Among the legislative measures approved by the Italian Government to support the financial indebtedness of corporates in the face of COVID19 (which we describe here), the State guarantee made available through SACE S.p.A. ("SACE") is mainly relevant for the loans and capital markets. A recent law has simplified access to this scheme for private lenders which are not cleared to offer loans to Italian customers (we describe the process and requirements for clearance here).
Law No. 40 of 5 June 2020 (the "Conversion Law") has converted into law, with few amendments, the Liquidity Decree (law decree No. 23 of 8 April 2020).
Under article 1, new paragraph 14-bis, until 31 December 2020, SACE can provide guarantees in accordance with EU rules on State aid (and the other criteria provided by the Conversion Law) in favour of banks, national or international financial institutions and other persons which subscribe in Italy bonds or similar debt instruments issued by good-standing Italian enterprises1, with a credit rating (obtained from a primary rating agency) of at least BB- or equivalent.
Paragraph 14-ter further clarifies that in case of a rating lower than BBB-, the initial subscribers of the bond or debt instruments are required to hold a share of at least 30% of that debt issue until maturity.
For bond issues by entities other than banks, national or international financial institutions or others cleared to lend in Italy, the issuer shall deliver to SACE a declaration attesting that as of 29 February 2020 the issuer was not reported as non-performing to the banking system (within the meaning of the EU laws).
The subscribers must appoint a representative to provide SACE with a regular report confirming that the issuer and the subscribers are compliant with all applicable conditions and undertakings.

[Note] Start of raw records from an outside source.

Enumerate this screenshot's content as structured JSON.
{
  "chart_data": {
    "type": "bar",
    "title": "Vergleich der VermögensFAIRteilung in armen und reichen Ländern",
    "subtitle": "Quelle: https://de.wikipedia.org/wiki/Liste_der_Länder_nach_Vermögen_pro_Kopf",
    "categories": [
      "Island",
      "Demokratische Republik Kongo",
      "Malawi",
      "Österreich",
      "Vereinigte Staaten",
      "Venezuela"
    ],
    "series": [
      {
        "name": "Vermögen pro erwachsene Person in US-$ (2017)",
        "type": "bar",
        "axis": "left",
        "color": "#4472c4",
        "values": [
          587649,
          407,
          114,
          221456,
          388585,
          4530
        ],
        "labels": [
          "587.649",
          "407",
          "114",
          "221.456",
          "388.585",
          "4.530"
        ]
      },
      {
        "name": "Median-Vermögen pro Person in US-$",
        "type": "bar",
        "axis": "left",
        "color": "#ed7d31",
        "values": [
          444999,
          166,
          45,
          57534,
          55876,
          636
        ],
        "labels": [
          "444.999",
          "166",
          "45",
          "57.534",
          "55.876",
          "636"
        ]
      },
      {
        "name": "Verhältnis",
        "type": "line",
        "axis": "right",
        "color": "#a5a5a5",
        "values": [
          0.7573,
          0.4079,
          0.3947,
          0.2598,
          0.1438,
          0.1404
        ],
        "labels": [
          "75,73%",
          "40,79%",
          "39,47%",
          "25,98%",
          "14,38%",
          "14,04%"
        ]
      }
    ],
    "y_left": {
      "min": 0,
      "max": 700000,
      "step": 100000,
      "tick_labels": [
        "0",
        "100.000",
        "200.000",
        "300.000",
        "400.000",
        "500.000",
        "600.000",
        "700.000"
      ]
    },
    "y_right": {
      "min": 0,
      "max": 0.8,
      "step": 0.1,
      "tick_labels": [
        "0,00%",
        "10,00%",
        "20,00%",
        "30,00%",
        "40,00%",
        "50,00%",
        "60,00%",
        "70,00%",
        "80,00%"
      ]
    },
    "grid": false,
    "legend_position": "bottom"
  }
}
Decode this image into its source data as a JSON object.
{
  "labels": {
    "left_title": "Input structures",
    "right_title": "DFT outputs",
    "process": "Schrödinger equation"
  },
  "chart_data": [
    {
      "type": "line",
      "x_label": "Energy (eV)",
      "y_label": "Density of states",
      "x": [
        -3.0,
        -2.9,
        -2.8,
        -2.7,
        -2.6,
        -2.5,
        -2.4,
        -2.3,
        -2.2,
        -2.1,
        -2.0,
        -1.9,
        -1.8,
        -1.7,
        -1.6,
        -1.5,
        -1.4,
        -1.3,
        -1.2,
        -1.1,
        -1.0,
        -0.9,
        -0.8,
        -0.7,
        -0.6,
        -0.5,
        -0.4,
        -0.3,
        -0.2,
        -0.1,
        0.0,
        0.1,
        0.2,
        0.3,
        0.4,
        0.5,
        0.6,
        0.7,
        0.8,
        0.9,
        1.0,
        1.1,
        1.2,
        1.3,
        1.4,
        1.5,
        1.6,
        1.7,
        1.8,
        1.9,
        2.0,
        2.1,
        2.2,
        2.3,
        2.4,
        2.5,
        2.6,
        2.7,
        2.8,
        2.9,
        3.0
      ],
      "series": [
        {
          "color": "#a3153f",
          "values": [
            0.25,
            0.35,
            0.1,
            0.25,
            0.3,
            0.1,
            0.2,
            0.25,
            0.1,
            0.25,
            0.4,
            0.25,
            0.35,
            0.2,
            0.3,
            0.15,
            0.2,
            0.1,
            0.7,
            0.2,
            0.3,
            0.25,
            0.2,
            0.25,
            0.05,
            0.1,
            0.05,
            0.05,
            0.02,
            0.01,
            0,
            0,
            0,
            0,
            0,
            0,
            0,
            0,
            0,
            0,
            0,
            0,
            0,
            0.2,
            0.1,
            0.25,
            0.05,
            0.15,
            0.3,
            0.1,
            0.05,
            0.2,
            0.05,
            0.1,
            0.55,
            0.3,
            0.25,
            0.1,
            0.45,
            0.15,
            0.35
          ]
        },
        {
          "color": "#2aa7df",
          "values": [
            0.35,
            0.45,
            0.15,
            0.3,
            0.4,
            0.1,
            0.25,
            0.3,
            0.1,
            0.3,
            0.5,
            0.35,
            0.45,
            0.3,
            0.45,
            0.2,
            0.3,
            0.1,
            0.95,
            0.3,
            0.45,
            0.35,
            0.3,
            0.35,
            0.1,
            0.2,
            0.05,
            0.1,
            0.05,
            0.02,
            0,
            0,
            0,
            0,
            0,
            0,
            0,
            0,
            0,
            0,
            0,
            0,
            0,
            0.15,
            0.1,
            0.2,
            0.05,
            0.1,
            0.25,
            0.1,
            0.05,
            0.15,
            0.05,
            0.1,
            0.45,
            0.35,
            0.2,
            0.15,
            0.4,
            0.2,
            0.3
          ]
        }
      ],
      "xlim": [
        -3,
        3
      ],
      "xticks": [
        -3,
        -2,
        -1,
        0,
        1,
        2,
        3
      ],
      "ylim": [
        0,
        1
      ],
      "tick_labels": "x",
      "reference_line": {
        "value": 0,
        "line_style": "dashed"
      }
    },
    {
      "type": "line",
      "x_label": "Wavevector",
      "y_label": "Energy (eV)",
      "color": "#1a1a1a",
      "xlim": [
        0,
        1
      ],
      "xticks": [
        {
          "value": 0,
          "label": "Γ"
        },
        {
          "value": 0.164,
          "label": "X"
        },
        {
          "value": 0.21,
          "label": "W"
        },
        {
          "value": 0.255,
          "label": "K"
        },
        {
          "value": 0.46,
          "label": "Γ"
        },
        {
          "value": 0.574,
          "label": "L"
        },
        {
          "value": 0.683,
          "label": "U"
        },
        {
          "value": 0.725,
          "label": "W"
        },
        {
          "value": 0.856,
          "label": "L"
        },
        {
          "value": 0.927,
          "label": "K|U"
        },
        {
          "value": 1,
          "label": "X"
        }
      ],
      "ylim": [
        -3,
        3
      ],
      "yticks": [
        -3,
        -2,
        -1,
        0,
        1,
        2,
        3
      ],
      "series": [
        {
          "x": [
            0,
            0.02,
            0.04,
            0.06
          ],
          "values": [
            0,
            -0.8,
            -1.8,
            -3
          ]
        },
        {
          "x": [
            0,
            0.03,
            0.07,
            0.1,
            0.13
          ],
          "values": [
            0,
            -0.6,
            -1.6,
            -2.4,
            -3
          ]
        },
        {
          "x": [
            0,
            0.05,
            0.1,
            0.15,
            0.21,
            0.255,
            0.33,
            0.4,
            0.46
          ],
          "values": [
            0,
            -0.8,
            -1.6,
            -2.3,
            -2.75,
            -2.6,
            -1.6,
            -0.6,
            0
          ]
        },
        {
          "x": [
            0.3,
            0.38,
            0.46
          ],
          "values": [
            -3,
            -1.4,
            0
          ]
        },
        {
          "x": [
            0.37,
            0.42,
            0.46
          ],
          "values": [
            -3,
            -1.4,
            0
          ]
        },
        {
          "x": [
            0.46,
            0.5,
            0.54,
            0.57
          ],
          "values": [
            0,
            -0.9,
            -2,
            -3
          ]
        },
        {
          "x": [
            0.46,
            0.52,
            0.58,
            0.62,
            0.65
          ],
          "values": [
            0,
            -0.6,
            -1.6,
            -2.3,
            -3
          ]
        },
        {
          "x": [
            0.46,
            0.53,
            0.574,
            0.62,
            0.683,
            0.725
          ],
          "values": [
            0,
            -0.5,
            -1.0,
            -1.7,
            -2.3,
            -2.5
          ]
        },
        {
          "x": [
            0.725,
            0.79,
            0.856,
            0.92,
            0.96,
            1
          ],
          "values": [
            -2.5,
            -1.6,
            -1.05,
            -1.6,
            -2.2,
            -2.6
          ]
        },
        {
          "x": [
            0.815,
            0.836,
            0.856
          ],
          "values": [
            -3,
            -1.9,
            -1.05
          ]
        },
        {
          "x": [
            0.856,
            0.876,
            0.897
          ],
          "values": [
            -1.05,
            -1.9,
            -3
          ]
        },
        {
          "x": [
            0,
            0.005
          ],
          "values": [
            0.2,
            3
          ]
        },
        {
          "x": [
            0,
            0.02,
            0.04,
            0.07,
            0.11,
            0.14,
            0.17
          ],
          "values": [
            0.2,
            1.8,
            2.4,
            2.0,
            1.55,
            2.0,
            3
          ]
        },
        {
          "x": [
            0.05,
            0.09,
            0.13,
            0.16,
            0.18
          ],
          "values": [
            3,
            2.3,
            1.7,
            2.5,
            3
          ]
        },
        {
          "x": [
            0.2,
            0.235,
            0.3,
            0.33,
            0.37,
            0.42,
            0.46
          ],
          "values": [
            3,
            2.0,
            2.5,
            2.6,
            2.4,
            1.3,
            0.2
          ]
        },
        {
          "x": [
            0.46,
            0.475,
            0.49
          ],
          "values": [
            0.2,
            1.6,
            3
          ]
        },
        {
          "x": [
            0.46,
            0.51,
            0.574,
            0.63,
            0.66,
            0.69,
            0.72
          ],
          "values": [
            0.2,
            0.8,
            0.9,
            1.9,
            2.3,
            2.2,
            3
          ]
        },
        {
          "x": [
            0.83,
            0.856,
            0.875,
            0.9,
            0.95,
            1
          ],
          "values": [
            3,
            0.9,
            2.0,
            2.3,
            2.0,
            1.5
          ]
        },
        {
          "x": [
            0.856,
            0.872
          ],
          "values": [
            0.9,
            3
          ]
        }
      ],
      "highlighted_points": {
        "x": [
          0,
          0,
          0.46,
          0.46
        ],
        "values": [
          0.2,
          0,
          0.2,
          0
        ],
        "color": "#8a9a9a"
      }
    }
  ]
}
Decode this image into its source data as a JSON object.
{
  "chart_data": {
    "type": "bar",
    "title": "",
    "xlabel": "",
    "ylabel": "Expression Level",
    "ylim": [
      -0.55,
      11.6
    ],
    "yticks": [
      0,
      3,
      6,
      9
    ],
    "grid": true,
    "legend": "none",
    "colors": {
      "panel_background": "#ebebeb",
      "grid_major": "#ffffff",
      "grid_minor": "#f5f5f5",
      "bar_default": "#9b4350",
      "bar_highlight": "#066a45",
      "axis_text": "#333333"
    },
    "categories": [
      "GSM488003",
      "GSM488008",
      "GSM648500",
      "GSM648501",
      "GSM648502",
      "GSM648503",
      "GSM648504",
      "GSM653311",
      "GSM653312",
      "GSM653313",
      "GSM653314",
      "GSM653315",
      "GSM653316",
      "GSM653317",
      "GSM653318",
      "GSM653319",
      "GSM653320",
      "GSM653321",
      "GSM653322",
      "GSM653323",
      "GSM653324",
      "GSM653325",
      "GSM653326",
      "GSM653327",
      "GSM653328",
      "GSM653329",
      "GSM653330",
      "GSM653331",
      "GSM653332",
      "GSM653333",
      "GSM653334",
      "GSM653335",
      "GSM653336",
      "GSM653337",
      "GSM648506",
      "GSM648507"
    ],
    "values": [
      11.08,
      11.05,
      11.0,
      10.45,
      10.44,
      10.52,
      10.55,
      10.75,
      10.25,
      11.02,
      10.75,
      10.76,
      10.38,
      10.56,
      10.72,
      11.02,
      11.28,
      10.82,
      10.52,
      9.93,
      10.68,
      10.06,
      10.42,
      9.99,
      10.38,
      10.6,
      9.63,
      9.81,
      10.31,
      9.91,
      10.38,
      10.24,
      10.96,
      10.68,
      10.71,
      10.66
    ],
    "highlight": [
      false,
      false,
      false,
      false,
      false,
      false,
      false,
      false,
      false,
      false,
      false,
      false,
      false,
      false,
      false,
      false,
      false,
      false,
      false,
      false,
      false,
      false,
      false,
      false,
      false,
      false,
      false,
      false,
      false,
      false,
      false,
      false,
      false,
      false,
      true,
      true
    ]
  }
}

SACE's capacity to issue such guarantees is limited by the overall amount of EUR 200bn (in aggregate with the other guarantee of the scheme).
For issuance equal to, or higher than EUR 100mln the guarantee can only be issued upon determination of the Ministry of the Economy and Finance (together with the Ministry for the Economic Development) also taking into account the role of the issuer in Italy for, among others, technology, logistics, infrastructure, strategic production, employment levels.
The scope of the amendment intervention of the Conversion Law was clearly meant to expand the applicability of the SACE guarantees also to alternative lenders. The conditions, requirements, monetary limits and procedure to obtain SACE's guarantee for debt note issues reflect closely those set out for loans to corporates. We expect that this development should contribute to the development of private debt in the Italian market, as alternative lenders are afforded an important form for support to corporates affected by COVID19.